ブリタニカ国際大百科事典 小項目事典「平賀源内」の解説

平賀源内
ひらがげんない

[生]享保13(1728)頃.讃岐,志度浦
[没]安永8(1779).12.18. 江戸
江戸時代中期の科学者,文人,戯作者,画家。字は子彝。源内は通称。名は国倫 (くにとも) 。号は鳩溪,紙鳶堂。戯作者として風来山人。浄瑠璃作者として福内鬼外と称する。高松藩の足軽の子で,早くから医学を学び,長崎,江戸でオランダ語,本草学などを修めた。
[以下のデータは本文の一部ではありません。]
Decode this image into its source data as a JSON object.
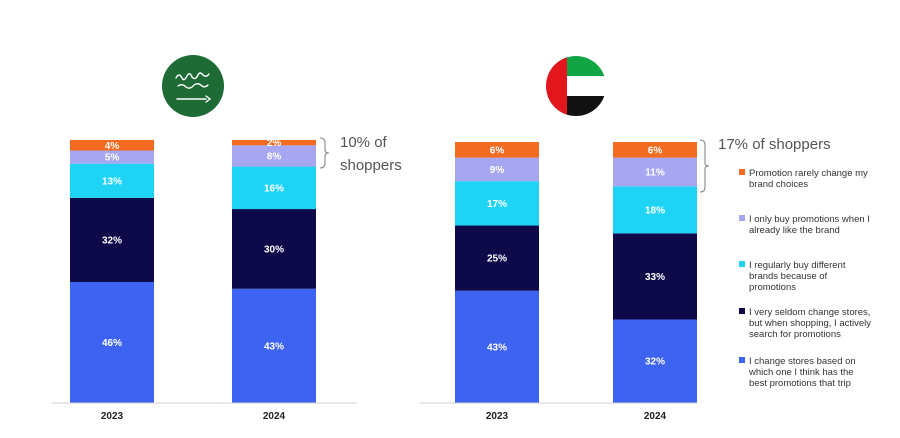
{
  "chart_data": [
    {
      "type": "bar",
      "stacked": true,
      "region": "Saudi Arabia",
      "flag": "saudi-flag",
      "categories": [
        "2023",
        "2024"
      ],
      "series": [
        {
          "name": "I change stores based on which one I think has the best promotions that trip",
          "color": "#3D63F0",
          "values": [
            46,
            43
          ],
          "labels": [
            "46%",
            "43%"
          ]
        },
        {
          "name": "I very seldom change stores, but when shopping, I actively search for promotions",
          "color": "#0E0A4A",
          "values": [
            32,
            30
          ],
          "labels": [
            "32%",
            "30%"
          ]
        },
        {
          "name": "I regularly buy different brands because of promotions",
          "color": "#1FD3F5",
          "values": [
            13,
            16
          ],
          "labels": [
            "13%",
            "16%"
          ]
        },
        {
          "name": "I only buy promotions when I already like the brand",
          "color": "#A6A7F0",
          "values": [
            5,
            8
          ],
          "labels": [
            "5%",
            "8%"
          ]
        },
        {
          "name": "Promotion rarely change my brand choices",
          "color": "#F26B21",
          "values": [
            4,
            2
          ],
          "labels": [
            "4%",
            "2%"
          ]
        }
      ],
      "annotation": [
        "10% of",
        "shoppers"
      ]
    },
    {
      "type": "bar",
      "stacked": true,
      "region": "UAE",
      "flag": "uae-flag",
      "categories": [
        "2023",
        "2024"
      ],
      "series": [
        {
          "name": "I change stores based on which one I think has the best promotions that trip",
          "color": "#3D63F0",
          "values": [
            43,
            32
          ],
          "labels": [
            "43%",
            "32%"
          ]
        },
        {
          "name": "I very seldom change stores, but when shopping, I actively search for promotions",
          "color": "#0E0A4A",
          "values": [
            25,
            33
          ],
          "labels": [
            "25%",
            "33%"
          ]
        },
        {
          "name": "I regularly buy different brands because of promotions",
          "color": "#1FD3F5",
          "values": [
            17,
            18
          ],
          "labels": [
            "17%",
            "18%"
          ]
        },
        {
          "name": "I only buy promotions when I already like the brand",
          "color": "#A6A7F0",
          "values": [
            9,
            11
          ],
          "labels": [
            "9%",
            "11%"
          ]
        },
        {
          "name": "Promotion rarely change my brand choices",
          "color": "#F26B21",
          "values": [
            6,
            6
          ],
          "labels": [
            "6%",
            "6%"
          ]
        }
      ],
      "annotation": [
        "17% of shoppers"
      ]
    }
  ],
  "legend": [
    {
      "lines": [
        "Promotion rarely change my",
        "brand choices"
      ],
      "color": "#F26B21"
    },
    {
      "lines": [
        "I only buy promotions when I",
        "already like the brand"
      ],
      "color": "#A6A7F0"
    },
    {
      "lines": [
        "I regularly buy different",
        "brands because of",
        "promotions"
      ],
      "color": "#1FD3F5"
    },
    {
      "lines": [
        "I very seldom change stores,",
        "but when shopping, I actively",
        "search for promotions"
      ],
      "color": "#0E0A4A"
    },
    {
      "lines": [
        "I change stores based on",
        "which one I think has the",
        "best promotions that trip"
      ],
      "color": "#3D63F0"
    }
  ],
  "colors": {
    "saudi_green": "#1E6B36",
    "uae_red": "#E3161E",
    "uae_green": "#12A544",
    "uae_black": "#111111"
  }
}
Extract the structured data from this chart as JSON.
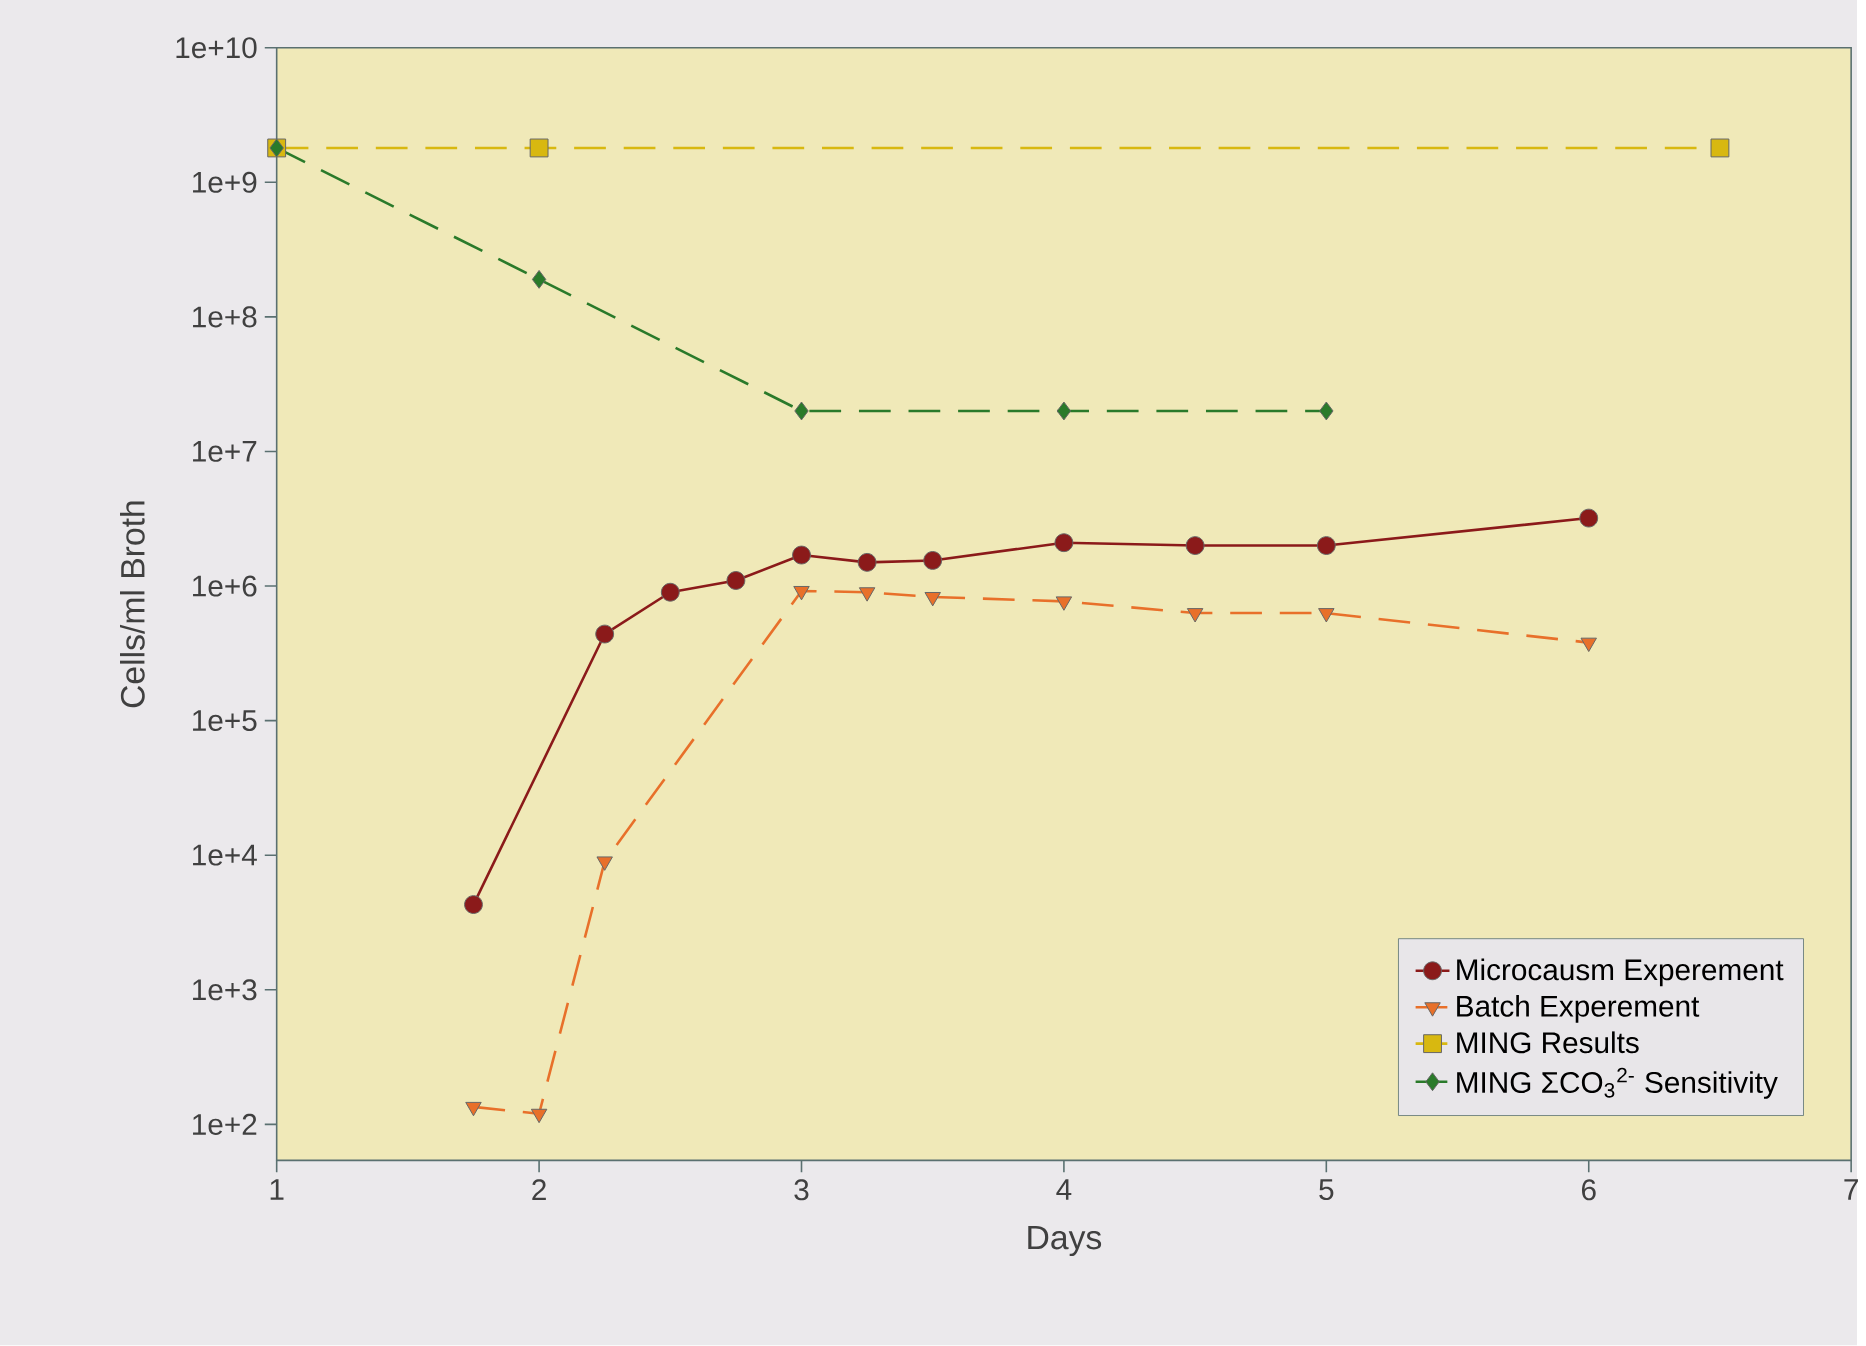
{
  "chart_data": {
    "type": "line",
    "xlabel": "Days",
    "ylabel": "Cells/ml Broth",
    "log": "y",
    "xlim": [
      1,
      7
    ],
    "ylim": [
      54,
      10000000000.0
    ],
    "xticks": [
      1,
      2,
      3,
      4,
      5,
      6,
      7
    ],
    "yticks": [
      {
        "value": 100,
        "label": "1e+2"
      },
      {
        "value": 1000,
        "label": "1e+3"
      },
      {
        "value": 10000,
        "label": "1e+4"
      },
      {
        "value": 100000,
        "label": "1e+5"
      },
      {
        "value": 1000000,
        "label": "1e+6"
      },
      {
        "value": 10000000,
        "label": "1e+7"
      },
      {
        "value": 100000000,
        "label": "1e+8"
      },
      {
        "value": 1000000000,
        "label": "1e+9"
      },
      {
        "value": 10000000000,
        "label": "1e+10"
      }
    ],
    "grid": false,
    "legend": "bottom right",
    "series": [
      {
        "name": "Microcausm Experement",
        "color": "#8b1a1a",
        "marker": "circle",
        "line_style": "solid",
        "x": [
          1.75,
          2.25,
          2.5,
          2.75,
          3,
          3.25,
          3.5,
          4,
          4.5,
          5,
          6
        ],
        "values": [
          4300,
          440000,
          900000,
          1100000,
          1700000,
          1500000,
          1550000,
          2100000,
          2000000,
          2000000,
          3200000
        ]
      },
      {
        "name": "Batch Experement",
        "color": "#e8702a",
        "marker": "triangle",
        "line_style": "dashed",
        "x": [
          1.75,
          2,
          2.25,
          3,
          3.25,
          3.5,
          4,
          4.5,
          5,
          6
        ],
        "values": [
          135,
          120,
          9000,
          920000,
          900000,
          830000,
          770000,
          630000,
          630000,
          380000
        ]
      },
      {
        "name": "MING Results",
        "color": "#d8b810",
        "marker": "square",
        "line_style": "dashed",
        "x": [
          1,
          2,
          6.5
        ],
        "values": [
          1800000000,
          1800000000,
          1800000000
        ]
      },
      {
        "name": "MING ΣCO$_{3}$$^{2-}$ Sensitivity",
        "color": "#2a7a2a",
        "marker": "diamond",
        "line_style": "dashed",
        "x": [
          1,
          2,
          3,
          4,
          5
        ],
        "values": [
          1800000000,
          190000000,
          20000000,
          20000000,
          20000000
        ]
      }
    ]
  }
}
才気煥発,多技多能で,あらゆる科学に関心をもち,日本で最初の物産会を催し,ヨーロッパの諸機械の運用,石綿の製造,製陶,鉱山採掘,摩擦電気の活用,毛織物製造などを行なったが,上から用いられず,その不満を戯作にぶつけた。『風流志道軒伝』 (1763) ,『根南志具佐 (ねなしぐさ) 』 (1763) ,『風来六部集』 (1780) ,『放屁論』 (1774,1777) などがあり,安永年間 (1772~81) 刊行の洒落本『太平楽巻物』『里鶴風語』,浄瑠璃『神霊矢口渡』 (1770初演) ,『源氏大草紙』 (1770初演) ,『忠臣伊呂波実記』 (1775初演) などもある。晩年誤って人を斬り,投獄され獄死した。本草学関係の著書に『物類品隲』 (6巻,1763) ,『神農本草経図註』などを残した。また,オランダ書物から洋風画法を学び,『西洋婦人図』は彼の作であるとされる。その画風は秋田藩士小田野直武に伝授され,のちの秋田蘭画の基を開いた。